2ミツバチ細胞内で遺伝子発現を促進するプロモーターの検索
3エレクトロポレーション法による脳への遺伝子導入
瞬間的な電気パルスにより遺伝子を細胞に物理的に導入するエレクトロポレーション法により、ミツバチの脳に外来遺伝子を導入できることが、2004年に本COEの外部協力グループにより報告されました(Kunieda & Kubo、2004、Biochem.Biophys.Res.Comm.318、25-31)。
この報告を受け、エレクトロポレーションによる遺伝子導入をより実用的なものとするための改良を試みました。成虫の頭部クチクラの一部を切開して脳を露出させ、脳中央部にCytomegalovirus由来のプロモーターの下流にGreen fluorescent gene(GFP)をつないだプラスミド溶液を注入して、100Vで50ミリ秒の通電と950ミリ秒の非通電を5回繰り返しました。処理個体を33度に設定したインキュベーターで3日間、ショ糖溶液を与えて飼育しました。3日間生存した個体から脳を摘出して蛍光顕微鏡下で観察したところ、陽極電極をあてた付近にGFPのシグナルが観察されました。エレクトロポレーション処理後の生存率は、供試虫の日齢が大きく影響し、若齢のハチを用いることで生存率を格段に上げることができることを見出しました。
4ウイルスベクターによる遺伝子導入
エレクトロポレーション法は簡便ではありますが、物理的外傷が不可避です。そこで個体へのダメージの少ない遺伝子導入法を開発するため、ウイルスベクターの利用を試みました。鱗翅目昆虫由来の核多角体ウイルスは多くの昆虫への遺伝子導入に利用できることが知られており、汎用性の高いウイルスベクターが市販されています。しかし、市販品をそのままミツバチに利用しても良好な結果は得られませんでした。そこで、このウイルスに昆虫DNAウイルスの膜融合タンパク質遺伝子を導入することで、感染率を向上させました。改変ウイルスベクターを成虫(ワーカー)の胸部筋肉および脳に注射し、一過性の遺伝子発現が起こるかどうかを調べ、300個対中半数以上の161個体でGFPの蛍光タンパクの発現を確認しました。
次に多く昆虫でトランスジェニック体作製に利用されているトランスポゾンpiggyBacがミツバチの細胞内でも転移を起こすか検討しました。piggyBacの転移酵素と転移認識部位をそれぞれ別に組み込んだウイルスを作製してミツバチの体細胞中での転移の有無を調べました。転移酵素遺伝子をもつウイルス(ヘルパーウイルス)と、転移させる配列をもつウイルス(ドナーウイルス)を共感染させ10日後に宿主からウイルスDNAを精製し診断PCRをおこなったところ、ドナーウイルスに導入した遺伝子部分が欠損したことを示すPCR産物が増幅され、ミツバチの体細胞中でトランスポゾンが転移活性をもつことが示されました。

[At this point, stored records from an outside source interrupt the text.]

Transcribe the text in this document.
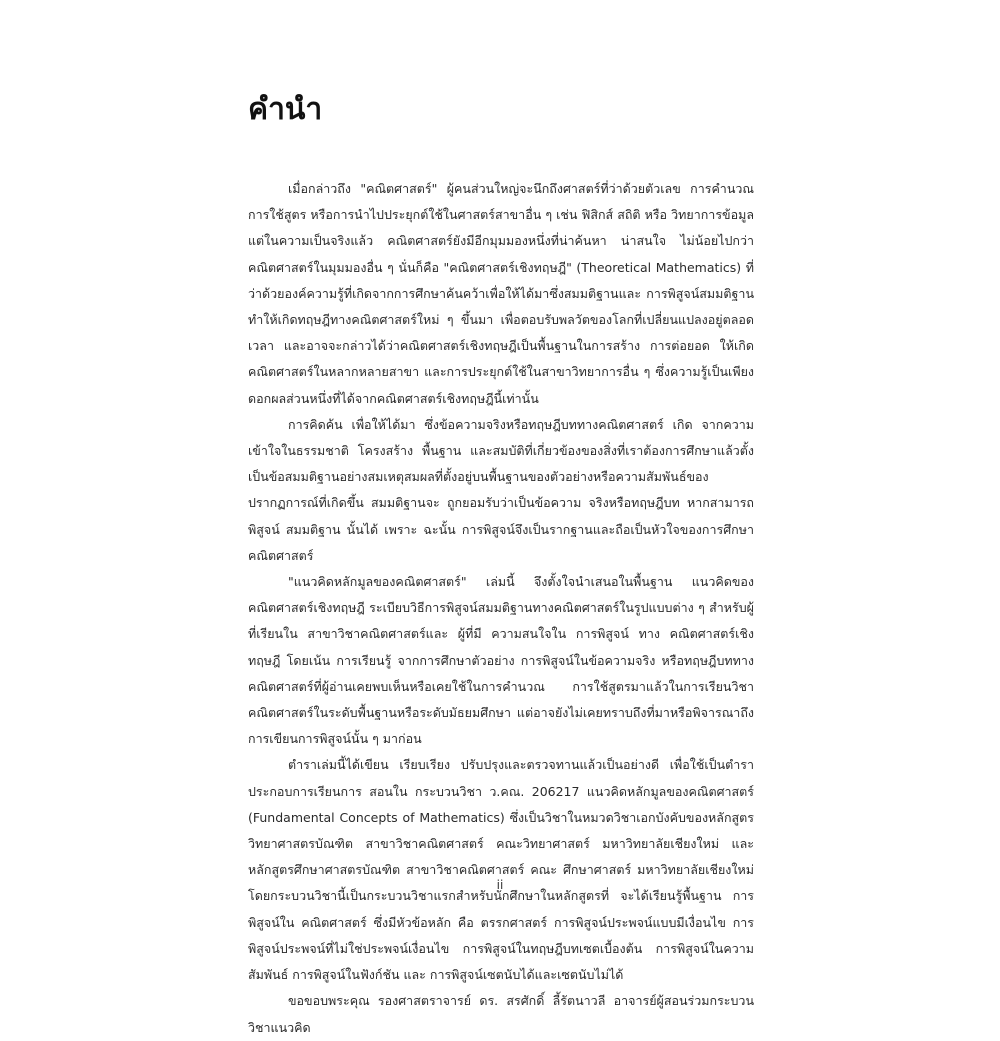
คำนำ

เมื่อกล่าวถึง "คณิตศาสตร์" ผู้คนส่วนใหญ่จะนึกถึงศาสตร์ที่ว่าด้วยตัวเลข การคำนวณ การใช้สูตร หรือการนำไปประยุกต์ใช้ในศาสตร์สาขาอื่น ๆ เช่น ฟิสิกส์ สถิติ หรือ วิทยาการข้อมูล แต่ในความเป็นจริงแล้ว คณิตศาสตร์ยังมีอีกมุมมองหนึ่งที่น่าค้นหา น่าสนใจ ไม่น้อยไปกว่าคณิตศาสตร์ในมุมมองอื่น ๆ นั่นก็คือ "คณิตศาสตร์เชิงทฤษฎี" (Theoretical Mathematics) ที่ว่าด้วยองค์ความรู้ที่เกิดจากการศึกษาค้นคว้าเพื่อให้ได้มาซึ่งสมมติฐานและ การพิสูจน์สมมติฐาน ทำให้เกิดทฤษฎีทางคณิตศาสตร์ใหม่ ๆ ขึ้นมา เพื่อตอบรับพลวัตของโลกที่เปลี่ยนแปลงอยู่ตลอดเวลา และอาจจะกล่าวได้ว่าคณิตศาสตร์เชิงทฤษฎีเป็นพื้นฐานในการสร้าง การต่อยอด ให้เกิดคณิตศาสตร์ในหลากหลายสาขา และการประยุกต์ใช้ในสาขาวิทยาการอื่น ๆ ซึ่งความรู้เป็นเพียงดอกผลส่วนหนึ่งที่ได้จากคณิตศาสตร์เชิงทฤษฎีนี้เท่านั้น

การคิดค้น เพื่อให้ได้มา ซึ่งข้อความจริงหรือทฤษฎีบททางคณิตศาสตร์ เกิด จากความเข้าใจในธรรมชาติ โครงสร้าง พื้นฐาน และสมบัติที่เกี่ยวข้องของสิ่งที่เราต้องการศึกษาแล้วตั้งเป็นข้อสมมติฐานอย่างสมเหตุสมผลที่ตั้งอยู่บนพื้นฐานของตัวอย่างหรือความสัมพันธ์ของปรากฏการณ์ที่เกิดขึ้น สมมติฐานจะ ถูกยอมรับว่าเป็นข้อความ จริงหรือทฤษฎีบท หากสามารถพิสูจน์ สมมติฐาน นั้นได้ เพราะ ฉะนั้น การพิสูจน์จึงเป็นรากฐานและถือเป็นหัวใจของการศึกษาคณิตศาสตร์

"แนวคิดหลักมูลของคณิตศาสตร์" เล่มนี้ จึงตั้งใจนำเสนอในพื้นฐาน แนวคิดของคณิตศาสตร์เชิงทฤษฎี ระเบียบวิธีการพิสูจน์สมมติฐานทางคณิตศาสตร์ในรูปแบบต่าง ๆ สำหรับผู้ที่เรียนใน สาขาวิชาคณิตศาสตร์และ ผู้ที่มี ความสนใจใน การพิสูจน์ ทาง คณิตศาสตร์เชิง ทฤษฎี โดยเน้น การเรียนรู้ จากการศึกษาตัวอย่าง การพิสูจน์ในข้อความจริง หรือทฤษฎีบททางคณิตศาสตร์ที่ผู้อ่านเคยพบเห็นหรือเคยใช้ในการคำนวณ การใช้สูตรมาแล้วในการเรียนวิชาคณิตศาสตร์ในระดับพื้นฐานหรือระดับมัธยมศึกษา แต่อาจยังไม่เคยทราบถึงที่มาหรือพิจารณาถึงการเขียนการพิสูจน์นั้น ๆ มาก่อน

ตำราเล่มนี้ได้เขียน เรียบเรียง ปรับปรุงและตรวจทานแล้วเป็นอย่างดี เพื่อใช้เป็นตำราประกอบการเรียนการ สอนใน กระบวนวิชา ว.คณ. 206217 แนวคิดหลักมูลของคณิตศาสตร์ (Fundamental Concepts of Mathematics) ซึ่งเป็นวิชาในหมวดวิชาเอกบังคับของหลักสูตรวิทยาศาสตรบัณฑิต สาขาวิชาคณิตศาสตร์ คณะวิทยาศาสตร์ มหาวิทยาลัยเชียงใหม่ และ หลักสูตรศึกษาศาสตรบัณฑิต สาขาวิชาคณิตศาสตร์ คณะ ศึกษาศาสตร์ มหาวิทยาลัยเชียงใหม่ โดยกระบวนวิชานี้เป็นกระบวนวิชาแรกสำหรับนักศึกษาในหลักสูตรที่ จะได้เรียนรู้พื้นฐาน การพิสูจน์ใน คณิตศาสตร์ ซึ่งมีหัวข้อหลัก คือ ตรรกศาสตร์ การพิสูจน์ประพจน์แบบมีเงื่อนไข การพิสูจน์ประพจน์ที่ไม่ใช่ประพจน์เงื่อนไข การพิสูจน์ในทฤษฎีบทเซตเบื้องต้น การพิสูจน์ในความสัมพันธ์ การพิสูจน์ในฟังก์ชัน และ การพิสูจน์เซตนับได้และเซตนับไม่ได้

ขอขอบพระคุณ รองศาสตราจารย์ ดร. สรศักดิ์ ลี้รัตนาวลี อาจารย์ผู้สอนร่วมกระบวนวิชาแนวคิด

ii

トランスジェニック個体の作製には生殖細胞の染色体への導入が不可欠です。女王の腹部にウイルスを注射して10日後に卵巣の組織を取り出してRT-PCRを行い、生殖細胞にウイルスが感染して外来遺伝子が発現することを確認しました。感染女王が産んだ次世代のウイルス伝播率は384個体中2個体と低かったのですが、蛍光顕微鏡下でGFPポジティブな幼虫を選抜して、女王を育てる特別な巣房(王台)に移すことでトランスジェニック女王を作製できると考えられます。